By this spring the area routinely "maxed out" with up to 6,000 live birds - mostly farm-raised chickens - sold to the highest bidder.

No more.

In late May, the Indiana Board of Animal Health banned the movement of fowl to events where co-mingling occurs. Raber had to shut down much of what he calls the "furs and feathers" part of his operation.

"It's hurt quite a bit," said Raber, who estimates his revenues are down almost 30 percent.

Prompting the ban - mirrored in states across the nation - is avian flu. The fast-spreading virus found in 21 states so far has claimed 50 million chickens and turkeys, many killed in mass slaughters undertaken to prevent further spread of the disease.

The disease is taking an expensive toll on the commercial poultry industry.

Egg prices in grocery stores have spiked 200 percent.

It's also causing hardship at places like Dinky's that cater to bird enthusiasts and backyard chicken farmers whose numbers are growing, state officials said.

To enforce the ban, workers from the Board of Animal Health are traveling to auction houses and swap meets to search for banned birds.

Inspectors visited the most recent swap meet held by amateur horse lovers with the Golden Horseshoe Saddle Club in Knox to ensure illicit feathered creatures were kept out.

The club hosts the meets, charging vendors $10 each, to raise money for taxes on a small parcel where it holds horse shows.

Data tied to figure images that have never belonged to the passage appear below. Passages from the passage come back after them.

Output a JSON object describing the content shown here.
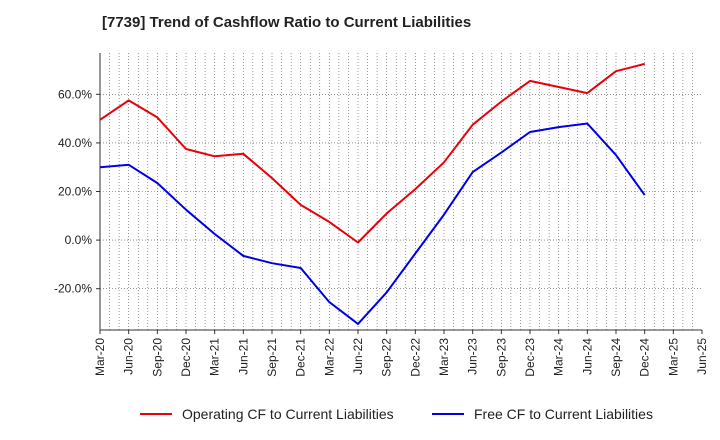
{
  "chart_data": {
    "type": "line",
    "title": "[7739]  Trend of Cashflow Ratio to Current Liabilities",
    "xlabel": "",
    "ylabel": "",
    "categories": [
      "Mar-20",
      "Jun-20",
      "Sep-20",
      "Dec-20",
      "Mar-21",
      "Jun-21",
      "Sep-21",
      "Dec-21",
      "Mar-22",
      "Jun-22",
      "Sep-22",
      "Dec-22",
      "Mar-23",
      "Jun-23",
      "Sep-23",
      "Dec-23",
      "Mar-24",
      "Jun-24",
      "Sep-24",
      "Dec-24",
      "Mar-25",
      "Jun-25"
    ],
    "ylim": [
      -37.0,
      77.0
    ],
    "yticks": [
      -20,
      0,
      20,
      40,
      60
    ],
    "ytick_labels": [
      "-20.0%",
      "0.0%",
      "20.0%",
      "40.0%",
      "60.0%"
    ],
    "grid": true,
    "legend_position": "bottom",
    "series": [
      {
        "name": "Operating CF to Current Liabilities",
        "color": "#e8000b",
        "values": [
          49.5,
          57.5,
          50.5,
          37.5,
          34.5,
          35.5,
          25.5,
          14.5,
          7.5,
          -1.0,
          11.0,
          21.0,
          32.0,
          47.5,
          57.0,
          65.5,
          63.0,
          60.5,
          69.5,
          72.5,
          null,
          null
        ]
      },
      {
        "name": "Free CF to Current Liabilities",
        "color": "#0000e8",
        "values": [
          30.0,
          31.0,
          23.5,
          12.5,
          2.5,
          -6.5,
          -9.5,
          -11.5,
          -25.5,
          -34.5,
          -21.5,
          -5.5,
          10.5,
          28.0,
          36.0,
          44.5,
          46.5,
          48.0,
          35.0,
          18.5,
          null,
          null
        ]
      }
    ]
  }
}
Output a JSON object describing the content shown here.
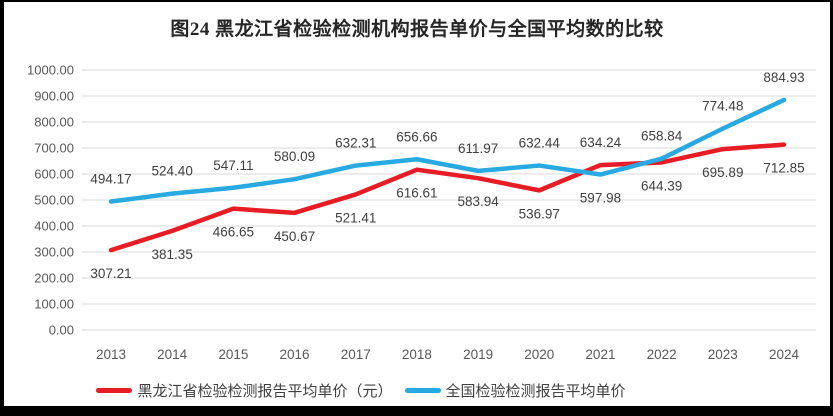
{
  "title": "图24 黑龙江省检验检测机构报告单价与全国平均数的比较",
  "chart_data": {
    "type": "line",
    "title": "图24 黑龙江省检验检测机构报告单价与全国平均数的比较",
    "categories": [
      "2013",
      "2014",
      "2015",
      "2016",
      "2017",
      "2018",
      "2019",
      "2020",
      "2021",
      "2022",
      "2023",
      "2024"
    ],
    "series": [
      {
        "name": "黑龙江省检验检测报告平均单价（元）",
        "color": "#e81c24",
        "values": [
          307.21,
          381.35,
          466.65,
          450.67,
          521.41,
          616.61,
          583.94,
          536.97,
          634.24,
          644.39,
          695.89,
          712.85
        ]
      },
      {
        "name": "全国检验检测报告平均单价",
        "color": "#29a9e1",
        "values": [
          494.17,
          524.4,
          547.11,
          580.09,
          632.31,
          656.66,
          611.97,
          632.44,
          597.98,
          658.84,
          774.48,
          884.93
        ]
      }
    ],
    "ylim": [
      0,
      1000
    ],
    "ytick_step": 100,
    "grid": true,
    "value_labels": true,
    "legend_position": "bottom"
  },
  "colors": {
    "gridline": "#d9d9d9",
    "axis_text": "#595959",
    "data_label": "#404040",
    "title_text": "#262626",
    "frame_border": "#000000"
  }
}
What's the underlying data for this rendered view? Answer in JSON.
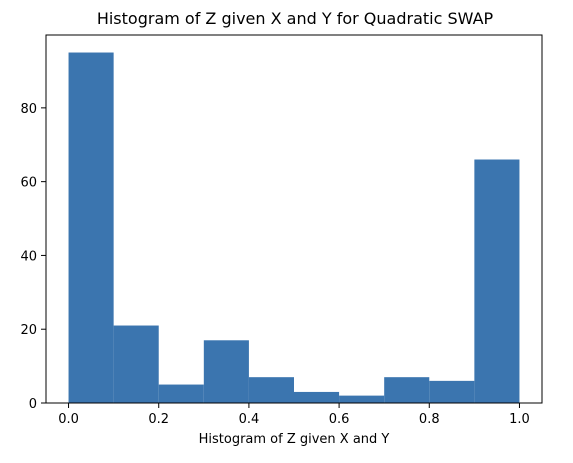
{
  "chart_data": {
    "type": "bar",
    "title": "Histogram of Z given X and Y for Quadratic SWAP",
    "xlabel": "Histogram of Z given X and Y",
    "ylabel": "",
    "bin_edges": [
      0.0,
      0.1,
      0.2,
      0.3,
      0.4,
      0.5,
      0.6,
      0.7,
      0.8,
      0.9,
      1.0
    ],
    "values": [
      95,
      21,
      5,
      17,
      7,
      3,
      2,
      7,
      6,
      66
    ],
    "xlim": [
      -0.05,
      1.05
    ],
    "ylim": [
      0,
      99.75
    ],
    "xticks": [
      0.0,
      0.2,
      0.4,
      0.6,
      0.8,
      1.0
    ],
    "xtick_labels": [
      "0.0",
      "0.2",
      "0.4",
      "0.6",
      "0.8",
      "1.0"
    ],
    "yticks": [
      0,
      20,
      40,
      60,
      80
    ],
    "ytick_labels": [
      "0",
      "20",
      "40",
      "60",
      "80"
    ],
    "bar_color": "#3b75af",
    "grid": false,
    "legend": "none"
  }
}
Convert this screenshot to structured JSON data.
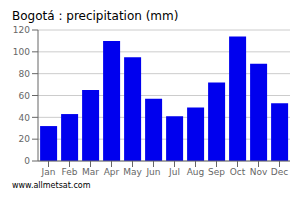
{
  "chart_data": {
    "type": "bar",
    "title": "Bogotá : precipitation (mm)",
    "categories": [
      "Jan",
      "Feb",
      "Mar",
      "Apr",
      "May",
      "Jun",
      "Jul",
      "Aug",
      "Sep",
      "Oct",
      "Nov",
      "Dec"
    ],
    "values": [
      32,
      43,
      65,
      110,
      95,
      57,
      41,
      49,
      72,
      114,
      89,
      53
    ],
    "color": "#0000ee",
    "ylim": [
      0,
      120
    ],
    "yticks": [
      0,
      20,
      40,
      60,
      80,
      100,
      120
    ],
    "grid": true,
    "annotations": [
      "www.allmetsat.com"
    ]
  }
}
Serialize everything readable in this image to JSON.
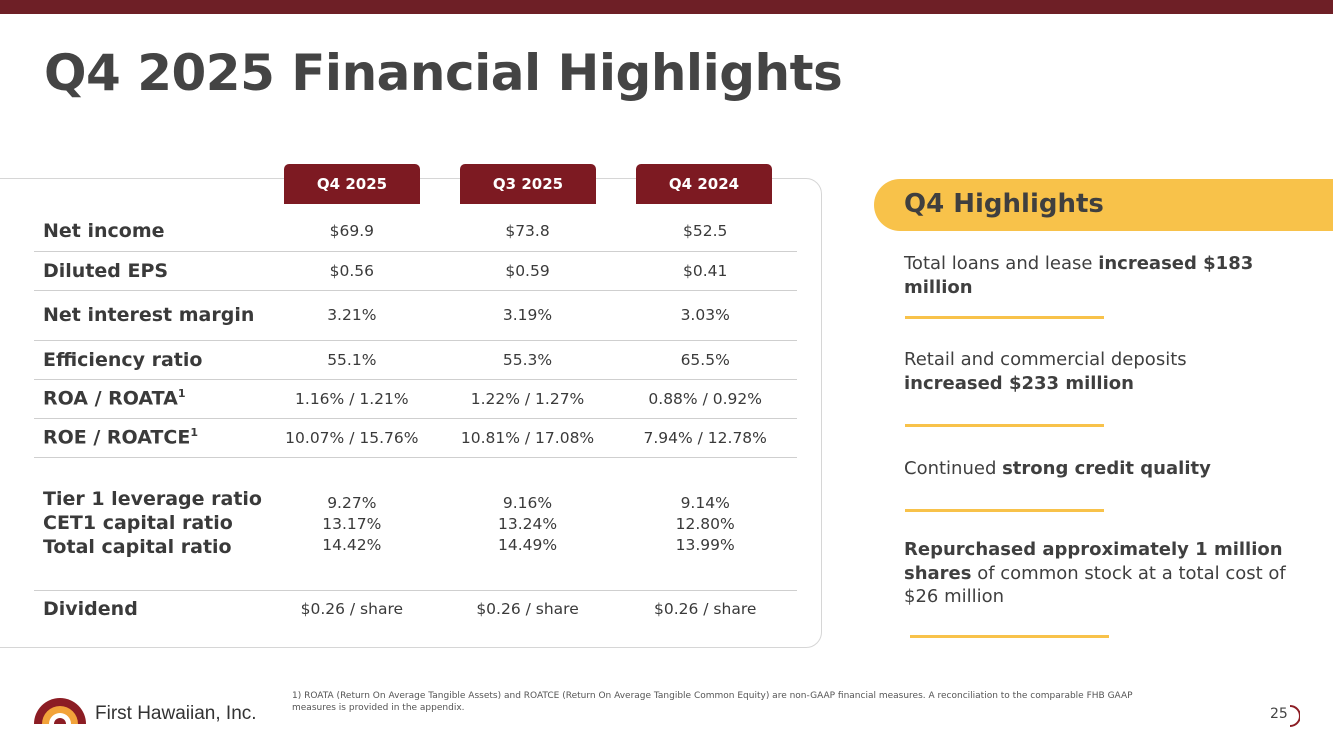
{
  "slide": {
    "title": "Q4 2025 Financial Highlights",
    "page_number": "25"
  },
  "colors": {
    "brand_maroon": "#6e1f26",
    "tab_red": "#7d1a22",
    "highlight_yellow": "#f8c24a",
    "text_gray": "#3a3a3a"
  },
  "table": {
    "columns": [
      "Q4 2025",
      "Q3 2025",
      "Q4 2024"
    ],
    "rows": [
      {
        "label": "Net income",
        "values": [
          "$69.9",
          "$73.8",
          "$52.5"
        ]
      },
      {
        "label": "Diluted EPS",
        "values": [
          "$0.56",
          "$0.59",
          "$0.41"
        ]
      },
      {
        "label": "Net interest margin",
        "values": [
          "3.21%",
          "3.19%",
          "3.03%"
        ]
      },
      {
        "label": "Efficiency ratio",
        "values": [
          "55.1%",
          "55.3%",
          "65.5%"
        ]
      },
      {
        "label": "ROA / ROATA",
        "footnote_mark": "1",
        "values": [
          "1.16% / 1.21%",
          "1.22% / 1.27%",
          "0.88% / 0.92%"
        ]
      },
      {
        "label": "ROE / ROATCE",
        "footnote_mark": "1",
        "values": [
          "10.07% / 15.76%",
          "10.81% / 17.08%",
          "7.94% / 12.78%"
        ]
      }
    ],
    "capital": {
      "labels": [
        "Tier 1 leverage ratio",
        "CET1 capital ratio",
        "Total capital ratio"
      ],
      "values": [
        [
          "9.27%",
          "13.17%",
          "14.42%"
        ],
        [
          "9.16%",
          "13.24%",
          "14.49%"
        ],
        [
          "9.14%",
          "12.80%",
          "13.99%"
        ]
      ]
    },
    "dividend": {
      "label": "Dividend",
      "values": [
        "$0.26 / share",
        "$0.26 / share",
        "$0.26 / share"
      ]
    }
  },
  "highlights": {
    "title": "Q4 Highlights",
    "items": [
      {
        "parts": [
          {
            "text": "Total loans and lease ",
            "bold": false
          },
          {
            "text": "increased $183 million",
            "bold": true
          }
        ]
      },
      {
        "parts": [
          {
            "text": "Retail and commercial deposits ",
            "bold": false
          },
          {
            "text": "increased $233 million",
            "bold": true
          }
        ]
      },
      {
        "parts": [
          {
            "text": "Continued ",
            "bold": false
          },
          {
            "text": "strong credit quality",
            "bold": true
          }
        ]
      },
      {
        "parts": [
          {
            "text": "Repurchased approximately 1 million shares",
            "bold": true
          },
          {
            "text": " of common stock at a total cost of $26 million",
            "bold": false
          }
        ]
      }
    ]
  },
  "footer": {
    "footnote": "1) ROATA (Return On Average Tangible Assets) and ROATCE (Return On Average Tangible Common Equity) are non-GAAP financial measures.  A reconciliation to the comparable FHB GAAP measures is provided in the appendix.",
    "company_name": "First Hawaiian, Inc."
  }
}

"We just stand on the side of the road where they enter and tell them, 'If you got anything with a feather on it, you can't come in,'" said club president Brian Clark.

The ban has meant losing fees from a dozen bird vendors who regularly attended the swap meet - including one who sells peacock chicks.

The ban was bad news. Worse is how long it may last.

The emergency order from the Board of Animal Health will likely extend through this year.

"We know that's a hardship for a lot of people," said board spokeswoman Denise Derrer. "And we know people are worried about protecting their investments."

But, in a worst-case scenario, the ban could last up to three years to prevent what Derrer says would be an agricultural nightmare brought on by avian flu.

There's no vaccine yet to combat the virus carried by migratory fowl that travel along the Mississippi flyway - an area that includes Indiana and other major egg-producing states.

Scientists aren't even sure how it's transmitted. Likely culprits - bird droppings, saliva, rodents, animal feed and even dust particles - are hard to control.

"We've not had anything like this," Derrer said of the highly pathogenic strains that spread throughout Asia, Europe and the Middle East before landing here. "The potential for devastation is unmatched."

The Board of Animal Health has been gathering comments online, through a virtual public hearing, in advance of a July meeting when it will decide whether to extend the ban.

A common suggestion is to let bird owners test their animals using a federally approved kit that detects avian flu in chickens, turkeys, ducks and geese.

But those tests aren't 100 percent reliable. A second option, using a more expensive and sophisticated test sent to the state's only animal diagnostic lab at Purdue University, "would just overwhelm the system," Derrer said.

"We're trying hard to get out ahead of this," she said.